Our mother and the women who fed us rice is a homage to Fa & Fon’s own acceptance of their heritage, finally, after having been bought up and influenced in a cultural background that judges Thai immigrants in a certain manner, stereotyping all Thai women immigrants as mail order brides or sex workers.
This project is about the respect the artists feel towards the Thai women who bought them up with traditional Thai teachings and morals against a backdrop of western culture. The work itself is a composition of film and performance installation that embodies the artists’ commerical pop culture reference style yet deeply personal subject matter.
Our mother and the women who fed us rice looks through the eyes of the next generation of Thai female artists at the social issues of how women are fetishised and repressed according to their race, and their struggle of planting roots for themselves in a country they now love and call home but which has yet acknowledge their full worth.

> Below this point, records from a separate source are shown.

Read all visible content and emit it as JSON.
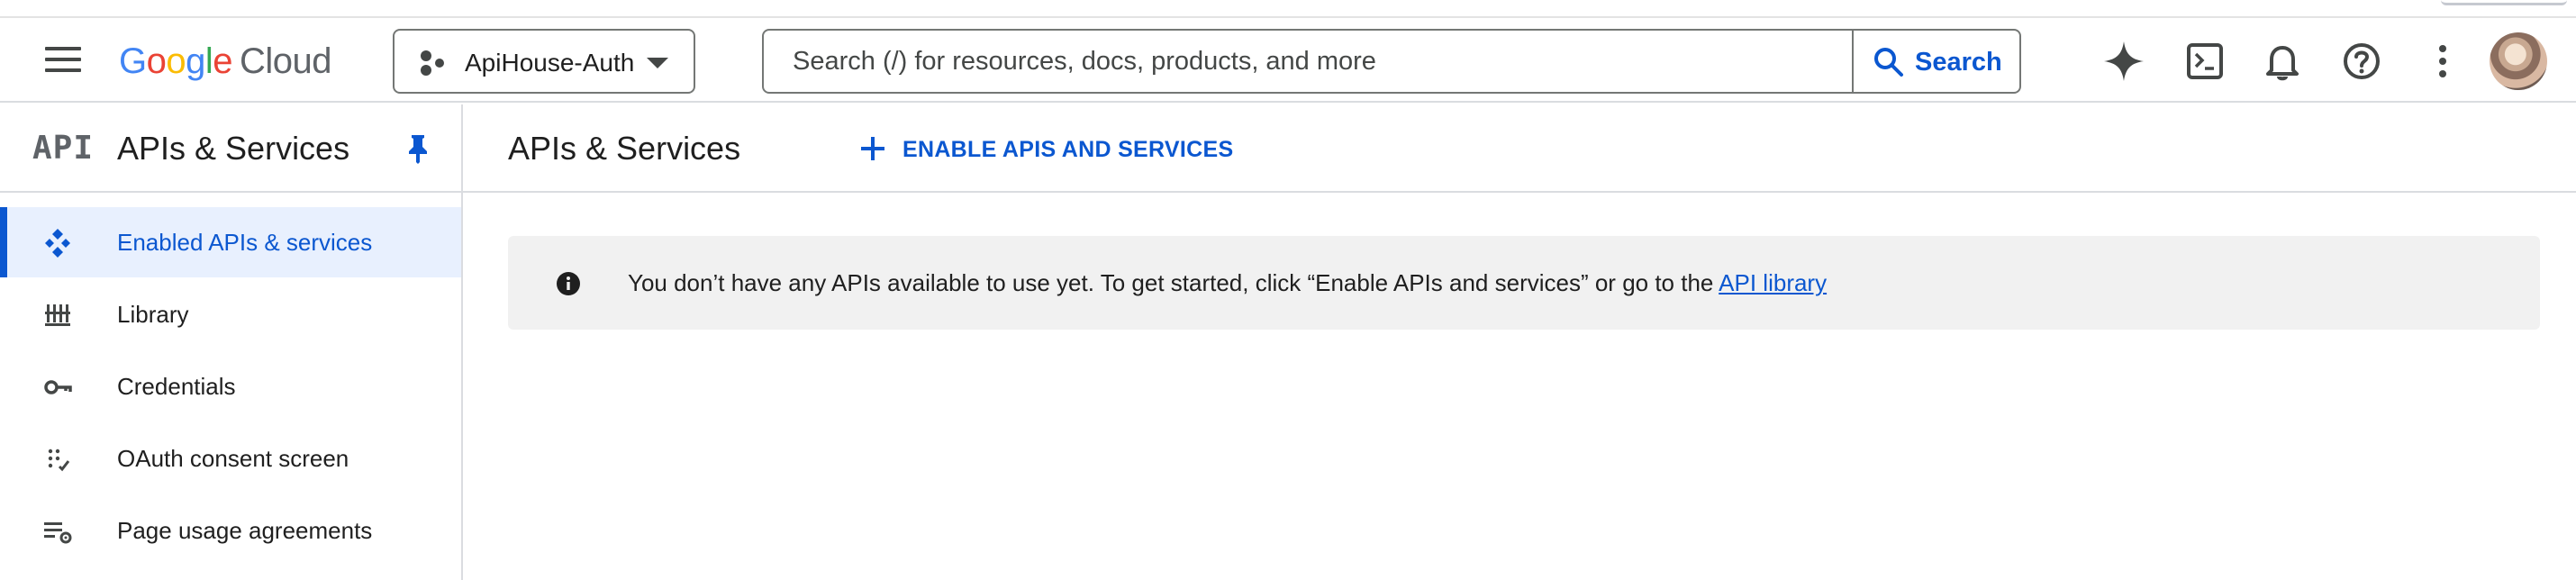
{
  "header": {
    "logo": {
      "letters": [
        "G",
        "o",
        "o",
        "g",
        "l",
        "e"
      ],
      "product": "Cloud"
    },
    "project_picker": {
      "label": "ApiHouse-Auth"
    },
    "search": {
      "placeholder": "Search (/) for resources, docs, products, and more",
      "button_label": "Search"
    },
    "icons": [
      "gemini-sparkle-icon",
      "cloud-shell-icon",
      "notifications-bell-icon",
      "help-icon",
      "more-vert-icon",
      "avatar"
    ]
  },
  "sidebar": {
    "logo_text": "API",
    "title": "APIs & Services",
    "items": [
      {
        "label": "Enabled APIs & services",
        "icon": "enabled-apis-icon",
        "active": true
      },
      {
        "label": "Library",
        "icon": "library-icon",
        "active": false
      },
      {
        "label": "Credentials",
        "icon": "key-icon",
        "active": false
      },
      {
        "label": "OAuth consent screen",
        "icon": "oauth-icon",
        "active": false
      },
      {
        "label": "Page usage agreements",
        "icon": "settings-list-icon",
        "active": false
      }
    ]
  },
  "main": {
    "title": "APIs & Services",
    "enable_button_label": "ENABLE APIS AND SERVICES",
    "info_banner": {
      "text": "You don’t have any APIs available to use yet. To get started, click “Enable APIs and services” or go to the ",
      "link_text": "API library"
    }
  },
  "colors": {
    "accent": "#0b57d0",
    "active_nav_bg": "#e8f0fe",
    "banner_bg": "#f1f1f1",
    "divider": "#dadce0"
  }
}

Want to know more about Fa & Fon?
Having not found one artist pathway to conform to, Fa and Fon Watkins experiment across the diverse playground of the creative world. From being born and raised in Thailand and later adjusting to life in suburban middle class England, the sisters have had an insight into two contrasting cultures and are influenced by political and social issues on the subject of race and identity.
Studying design at Central St Martins, Fa and Fon mainly produce a more commercial body of work that embodies modern ideas, aesthetics and concepts, whilst encompassing the importance of traditional Thai values. Along with projecting their own personal trials and trepidations of finding their own identity in their life and work, Fa and Fon fuse their interest in past pivotal moments in the history of their previous home land and that of their current home of Britain.
The twin sisters focus on how race is seen from the viewpoint of asian females. Being the representation of the new generation of Thai female artists, they feel a sense of duty to not only honour their heritage, but also to share their own personal emotional conflicts facing adulthood, presenting it through aesthetically pleasing work, hugely inspired by fashion, pop culture, film and design media.